I cannot profess to be politically minded, so I am not in a position to offer Gordon advice on this level, however I feel I could offer him advice on how look more positive and less tired, just by careful choice of the colours he chooses to wear.
Gordon Brown has dark eyes and grey hair so would be classed as having “cool” colouring. This means he needs to wear colours that have a “blue” undertone. Colours with a yellow hue will make him look sallow and tired. Recently I have seen him wearing a purple tie, which is along the right lines but worn in the wrong situation. The tie did have a “blue” undertone complimented his white shirt and grey suit, but he was wearing this subtle combination at a time when he was trying to assert his leadership.
Strong, contrasting colours send a message of authority and leadership. If Gordon had worn a red tie with a crisp white shirt and dark charcoal suit, he would have looked stronger. The tie would need to be a blue-red, but still a strong, clear red, which would have doubled as representation of Labour Red.

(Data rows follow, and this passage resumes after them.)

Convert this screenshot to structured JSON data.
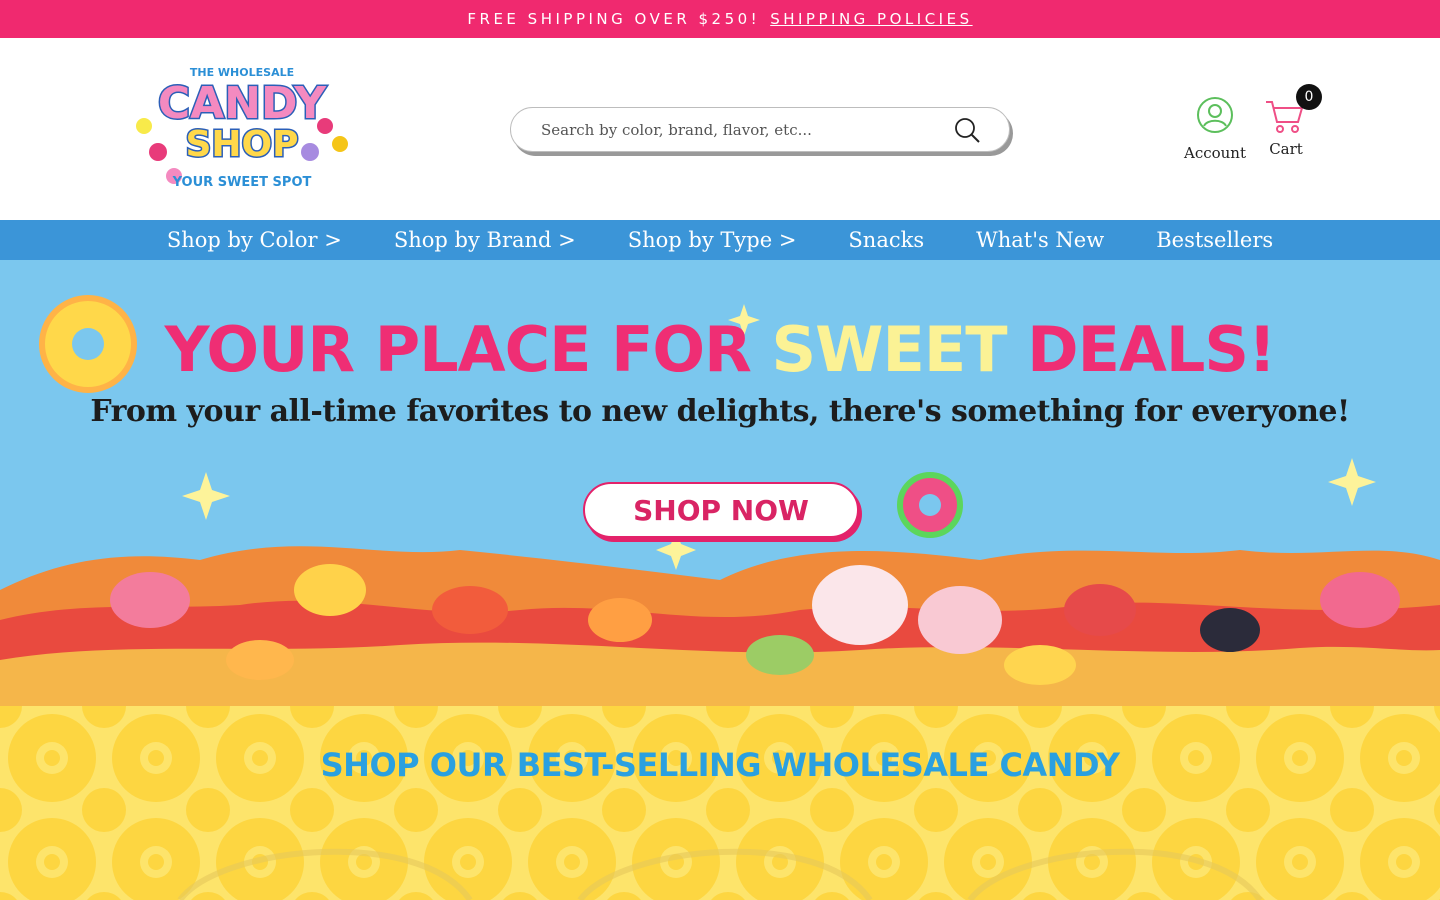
{
  "announcement": {
    "text": "FREE SHIPPING OVER $250!",
    "link": "SHIPPING POLICIES"
  },
  "header": {
    "logo_text": {
      "top": "THE WHOLESALE",
      "line1": "CANDY",
      "line2": "SHOP",
      "tagline": "YOUR SWEET SPOT"
    },
    "search": {
      "placeholder": "Search by color, brand, flavor, etc..."
    },
    "account_label": "Account",
    "cart_label": "Cart",
    "cart_count": "0"
  },
  "nav": {
    "items": [
      {
        "label": "Shop by Color >"
      },
      {
        "label": "Shop by Brand >"
      },
      {
        "label": "Shop by Type >"
      },
      {
        "label": "Snacks"
      },
      {
        "label": "What's New"
      },
      {
        "label": "Bestsellers"
      }
    ]
  },
  "hero": {
    "title_part1": "YOUR PLACE FOR ",
    "title_part2": "SWEET",
    "title_part3": " DEALS!",
    "subtitle": "From your all-time favorites to new delights, there's something for everyone!",
    "cta": "SHOP NOW"
  },
  "bestsellers": {
    "title": "SHOP OUR BEST-SELLING WHOLESALE CANDY"
  },
  "colors": {
    "announce_bg": "#f0296f",
    "nav_bg": "#3b95d8",
    "hero_bg": "#7bc7ee",
    "accent_pink": "#ef2e74",
    "accent_yellow": "#fbf295",
    "section_yellow": "#fde46b",
    "section_title_blue": "#2aa0e0"
  }
}
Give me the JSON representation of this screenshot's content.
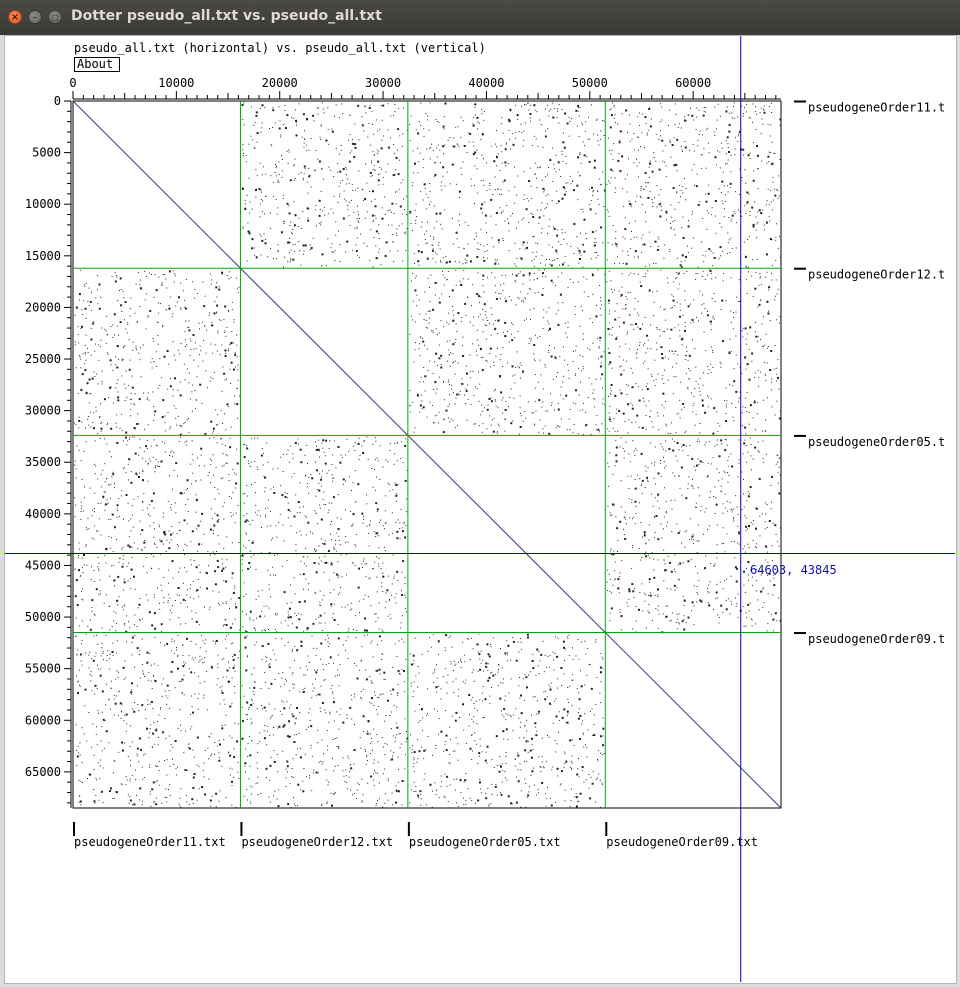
{
  "window": {
    "title": "Dotter pseudo_all.txt vs. pseudo_all.txt",
    "controls": [
      "close-icon",
      "minimize-icon",
      "maximize-icon"
    ]
  },
  "header": {
    "description": "pseudo_all.txt (horizontal) vs. pseudo_all.txt (vertical)",
    "about_label": "About"
  },
  "crosshair": {
    "x": 64603,
    "y": 43845,
    "label": "64603, 43845",
    "color": "#0000cc"
  },
  "chart_data": {
    "type": "scatter",
    "xlim": [
      0,
      68500
    ],
    "ylim": [
      0,
      68500
    ],
    "y_inverted": true,
    "x_ticks": [
      0,
      10000,
      20000,
      30000,
      40000,
      50000,
      60000
    ],
    "y_ticks": [
      0,
      5000,
      10000,
      15000,
      20000,
      25000,
      30000,
      35000,
      40000,
      45000,
      50000,
      55000,
      60000,
      65000
    ],
    "sequence_boundaries": [
      0,
      16200,
      32400,
      51500,
      68500
    ],
    "boundary_color": "#00aa00",
    "horizontal_sequences": [
      "pseudogeneOrder11.txt",
      "pseudogeneOrder12.txt",
      "pseudogeneOrder05.txt",
      "pseudogeneOrder09.txt"
    ],
    "vertical_sequences": [
      "pseudogeneOrder11.t",
      "pseudogeneOrder12.t",
      "pseudogeneOrder05.t",
      "pseudogeneOrder09.t"
    ],
    "diagonal": {
      "from": [
        0,
        0
      ],
      "to": [
        68500,
        68500
      ]
    }
  }
}
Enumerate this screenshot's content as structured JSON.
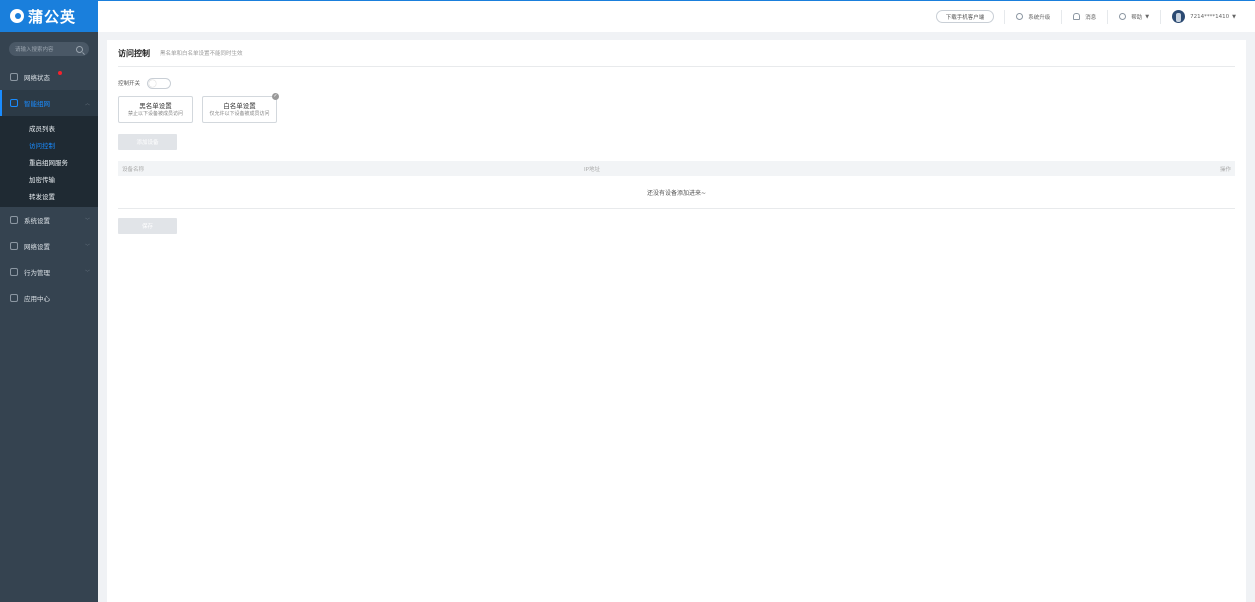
{
  "app": {
    "name": "蒲公英"
  },
  "sidebar": {
    "search_placeholder": "请输入搜索内容",
    "items": [
      {
        "label": "网络状态",
        "icon": "network-status-icon"
      },
      {
        "label": "智能组网",
        "icon": "smart-network-icon",
        "active": true
      },
      {
        "label": "系统设置",
        "icon": "gear-icon"
      },
      {
        "label": "网络设置",
        "icon": "network-settings-icon"
      },
      {
        "label": "行为管理",
        "icon": "behavior-icon"
      },
      {
        "label": "应用中心",
        "icon": "app-center-icon"
      }
    ],
    "submenu": [
      {
        "label": "成员列表"
      },
      {
        "label": "访问控制",
        "active": true
      },
      {
        "label": "重启组网服务"
      },
      {
        "label": "加密传输"
      },
      {
        "label": "转发设置"
      }
    ]
  },
  "header": {
    "download_label": "下载手机客户端",
    "upgrade_label": "系统升级",
    "messages_label": "消息",
    "help_label": "帮助",
    "user_label": "7214****1410"
  },
  "main": {
    "title": "访问控制",
    "subtitle": "黑名单和白名单设置不能同时生效",
    "switch_label": "控制开关",
    "switch_on": false,
    "cards": [
      {
        "title": "黑名单设置",
        "desc": "禁止以下设备被成员访问",
        "selected": false
      },
      {
        "title": "白名单设置",
        "desc": "仅允许以下设备被成员访问",
        "selected": true
      }
    ],
    "add_button": "添加设备",
    "table": {
      "columns": [
        "设备名称",
        "IP地址",
        "操作"
      ],
      "empty_text": "还没有设备添加进来~"
    },
    "save_button": "保存"
  },
  "colors": {
    "brand": "#1a7fdc",
    "accent": "#1a8cff",
    "sidebar_bg": "#354350"
  }
}
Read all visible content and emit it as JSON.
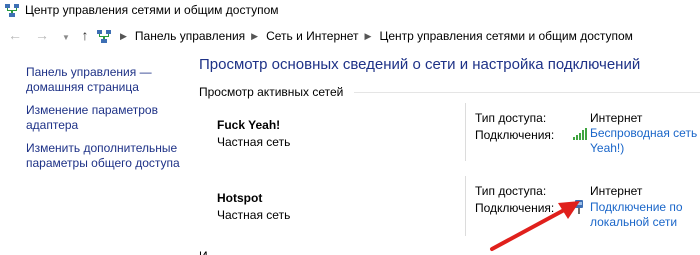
{
  "window": {
    "title": "Центр управления сетями и общим доступом"
  },
  "addressbar": {
    "crumbs": [
      "Панель управления",
      "Сеть и Интернет",
      "Центр управления сетями и общим доступом"
    ]
  },
  "sidebar": {
    "items": [
      {
        "line1": "Панель управления —",
        "line2": "домашняя страница"
      },
      {
        "line1": "Изменение параметров",
        "line2": "адаптера"
      },
      {
        "line1": "Изменить дополнительные",
        "line2": "параметры общего доступа"
      }
    ]
  },
  "main": {
    "title": "Просмотр основных сведений о сети и настройка подключений",
    "section_label": "Просмотр активных сетей",
    "networks": [
      {
        "name": "Fuck Yeah!",
        "type": "Частная сеть",
        "access_label": "Тип доступа:",
        "access_value": "Интернет",
        "connections_label": "Подключения:",
        "connection_line1": "Беспроводная сеть (Fuck",
        "connection_line2": "Yeah!)",
        "connection_icon": "wifi-signal-icon"
      },
      {
        "name": "Hotspot",
        "type": "Частная сеть",
        "access_label": "Тип доступа:",
        "access_value": "Интернет",
        "connections_label": "Подключения:",
        "connection_line1": "Подключение по",
        "connection_line2": "локальной сети",
        "connection_icon": "ethernet-icon"
      }
    ],
    "cut_off_text": "И"
  },
  "colors": {
    "link": "#1a66c9",
    "heading": "#1e3287",
    "annotation_arrow": "#e0201c",
    "wifi_bars": "#3fa53f"
  }
}
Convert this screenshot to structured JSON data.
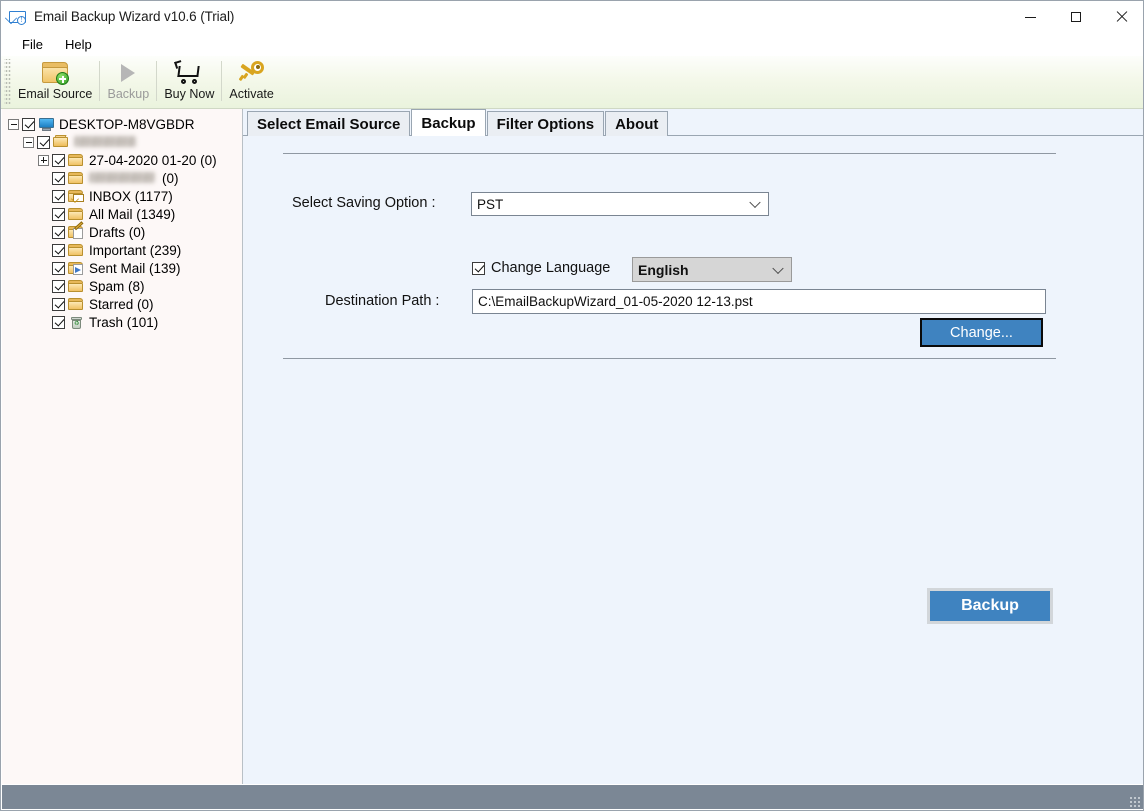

Wearing colours that suit your skin tone, hair colour and eyes can make all the difference to how well you can look. You may be “dead on your feet” but by wearing a colour that flatters you, you can look as fresh as a daisy. Conversely, even if you have just come back from holiday and had 10 hours sleep, you can still look like you have partied all night, if you wear a colour that isn’t right for you. Anyone can use colour to convey a message of health and control over their life, even if they don’t feel that way inside.